Ultimately, the question of whether another Internet bubble is forming may be unanswerable. Still, the debate is key to understanding the industry's mindset. The Great Bubble of the late '90s shaped a generation of Internet entrepreneurs and investors much as the Great Depression shaped a generation of economizers in the mid-20th century. "The bubble generation is much more attuned to the fact that things can get really out of hand," says Bill Burnham, a former partner at Mobius Venture Capital. "There's a level of caution that has been ingrained."
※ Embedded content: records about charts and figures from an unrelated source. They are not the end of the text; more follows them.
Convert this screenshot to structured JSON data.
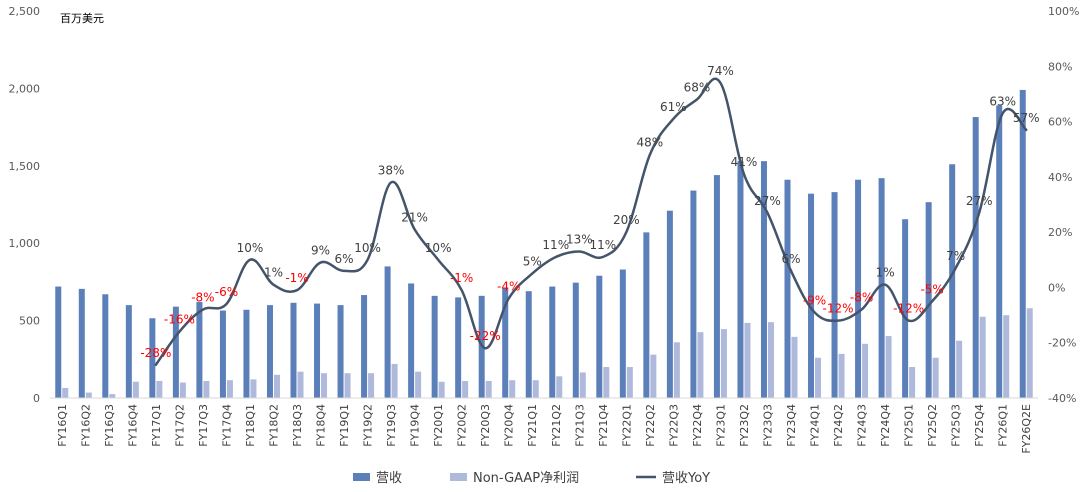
{
  "chart_data": {
    "type": "bar",
    "unit_label": "百万美元",
    "categories": [
      "FY16Q1",
      "FY16Q2",
      "FY16Q3",
      "FY16Q4",
      "FY17Q1",
      "FY17Q2",
      "FY17Q3",
      "FY17Q4",
      "FY18Q1",
      "FY18Q2",
      "FY18Q3",
      "FY18Q4",
      "FY19Q1",
      "FY19Q2",
      "FY19Q3",
      "FY19Q4",
      "FY20Q1",
      "FY20Q2",
      "FY20Q3",
      "FY20Q4",
      "FY21Q1",
      "FY21Q2",
      "FY21Q3",
      "FY21Q4",
      "FY22Q1",
      "FY22Q2",
      "FY22Q3",
      "FY22Q4",
      "FY23Q1",
      "FY23Q2",
      "FY23Q3",
      "FY23Q4",
      "FY24Q1",
      "FY24Q2",
      "FY24Q3",
      "FY24Q4",
      "FY25Q1",
      "FY25Q2",
      "FY25Q3",
      "FY25Q4",
      "FY26Q1",
      "FY26Q2E"
    ],
    "series": [
      {
        "name": "营收",
        "type": "bar",
        "axis": "left",
        "color": "#5b7fb9",
        "values": [
          720,
          705,
          670,
          600,
          515,
          590,
          620,
          565,
          570,
          600,
          615,
          610,
          600,
          665,
          850,
          740,
          660,
          650,
          660,
          710,
          690,
          720,
          745,
          790,
          830,
          1070,
          1210,
          1340,
          1440,
          1530,
          1530,
          1410,
          1320,
          1330,
          1410,
          1420,
          1155,
          1265,
          1510,
          1815,
          1890,
          1990
        ]
      },
      {
        "name": "Non-GAAP净利润",
        "type": "bar",
        "axis": "left",
        "color": "#aeb9db",
        "values": [
          65,
          35,
          25,
          105,
          110,
          100,
          110,
          115,
          120,
          150,
          170,
          160,
          160,
          160,
          220,
          170,
          105,
          110,
          110,
          115,
          115,
          140,
          165,
          200,
          200,
          280,
          360,
          425,
          445,
          485,
          490,
          395,
          260,
          285,
          350,
          400,
          200,
          260,
          370,
          525,
          535,
          580
        ]
      },
      {
        "name": "营收YoY",
        "type": "line",
        "axis": "right",
        "color": "#44546a",
        "values": [
          null,
          null,
          null,
          null,
          -28,
          -16,
          -8,
          -6,
          10,
          1,
          -1,
          9,
          6,
          10,
          38,
          21,
          10,
          -1,
          -22,
          -4,
          5,
          11,
          13,
          11,
          20,
          48,
          61,
          68,
          74,
          41,
          27,
          6,
          -9,
          -12,
          -8,
          1,
          -12,
          -5,
          7,
          27,
          63,
          57
        ],
        "labels": [
          "",
          "",
          "",
          "",
          "-28%",
          "-16%",
          "-8%",
          "-6%",
          "10%",
          "1%",
          "-1%",
          "9%",
          "6%",
          "10%",
          "38%",
          "21%",
          "10%",
          "-1%",
          "-22%",
          "-4%",
          "5%",
          "11%",
          "13%",
          "11%",
          "20%",
          "48%",
          "61%",
          "68%",
          "74%",
          "41%",
          "27%",
          "6%",
          "-9%",
          "-12%",
          "-8%",
          "1%",
          "-12%",
          "-5%",
          "7%",
          "27%",
          "63%",
          "57%"
        ]
      }
    ],
    "ylim_left": [
      0,
      2500
    ],
    "yticks_left": [
      "0",
      "500",
      "1,000",
      "1,500",
      "2,000",
      "2,500"
    ],
    "ylim_right": [
      -40,
      100
    ],
    "yticks_right": [
      "-40%",
      "-20%",
      "0%",
      "20%",
      "40%",
      "60%",
      "80%",
      "100%"
    ],
    "negative_label_color": "#ff0000",
    "positive_label_color": "#404040",
    "grid": false,
    "legend_position": "bottom"
  }
}
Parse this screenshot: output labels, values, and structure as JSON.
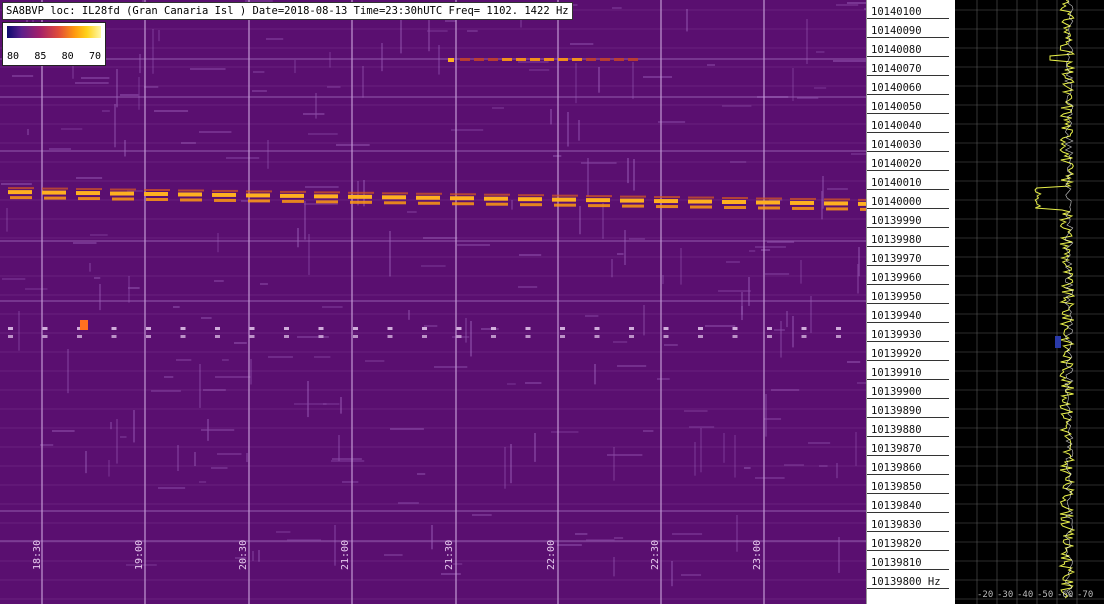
{
  "header": {
    "title": "SA8BVP loc: IL28fd (Gran Canaria Isl ) Date=2018-08-13 Time=23:30hUTC Freq= 1102.  1422 Hz"
  },
  "colorscale": {
    "labels": [
      "80",
      "85",
      "80",
      "70"
    ]
  },
  "time_axis": [
    "18:30",
    "19:00",
    "20:30",
    "21:00",
    "21:30",
    "22:00",
    "22:30",
    "23:00"
  ],
  "frequency_axis": [
    "10140100",
    "10140090",
    "10140080",
    "10140070",
    "10140060",
    "10140050",
    "10140040",
    "10140030",
    "10140020",
    "10140010",
    "10140000",
    "10139990",
    "10139980",
    "10139970",
    "10139960",
    "10139950",
    "10139940",
    "10139930",
    "10139920",
    "10139910",
    "10139900",
    "10139890",
    "10139880",
    "10139870",
    "10139860",
    "10139850",
    "10139840",
    "10139830",
    "10139820",
    "10139810",
    "10139800 Hz"
  ],
  "spectrum": {
    "labels": [
      "-20",
      "-30",
      "-40",
      "-50",
      "-60",
      "-70"
    ]
  },
  "colors": {
    "waterfall_bg": "#5a0f70",
    "signal": "#ffb020",
    "grid": "#c49ad6",
    "spectrum_trace": "#e8f04a"
  }
}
That's why entrepreneurs have developed an ultra-practical approach to creating companies. In the '90s, founders raised tens of millions of VC dollars with plans to expand until a company could go public at a ten-figure valuation. Today, thanks to open-source software, falling hardware costs, and outsourcing, companies can be created on less than $1 million and sold fast. Case in point: News Corp. (NWS) on May 1 bought NewRoo Inc. (NWS), a year-old news aggregator that had not raised venture capital or even launched its service.
JUST A LITTLE TWIST
But the rising prices of Net startups are fueling a surge of me-too companies in hot areas such as social networking. With little investment required, these products are easily imitated. "We're in a company-creation bubble," says Joe Kraus, co-founder of Web publisher JotSpot Inc. "A lot of these companies will die."
Over the past decade entrepreneurs and investors have developed a peculiar tunnel vision about what works and what doesn't. That can hinder creativity. Financiers and founders may say they're looking for new Net ideas when, in truth, they're not. "They want only an idea that has been shown to work in the past with just enough twist to make it a new idea," says Edward de Bono, an expert on creative thinking.
So if cheap, identical startups are multiplying daily, is the Internet industry necessarily headed for another colossal crash? Hardly. The Great Bubble may have destroyed fortunes and jobs when it burst. But the history of Silicon Valley is replete with many small bubbles that served to motivate entrepreneurs and investors without causing widespread harm. The lure of instant wealth drove the development of industries from disk-drive manufacturing to computer gaming. "Silicon Valley needs champagne bubbles all the time to be percolating up for the whole system to work," says James F. Fulton Jr., an attorney at Cooley Godward. But a few more $1 billion-plus deals could shake up the bottle.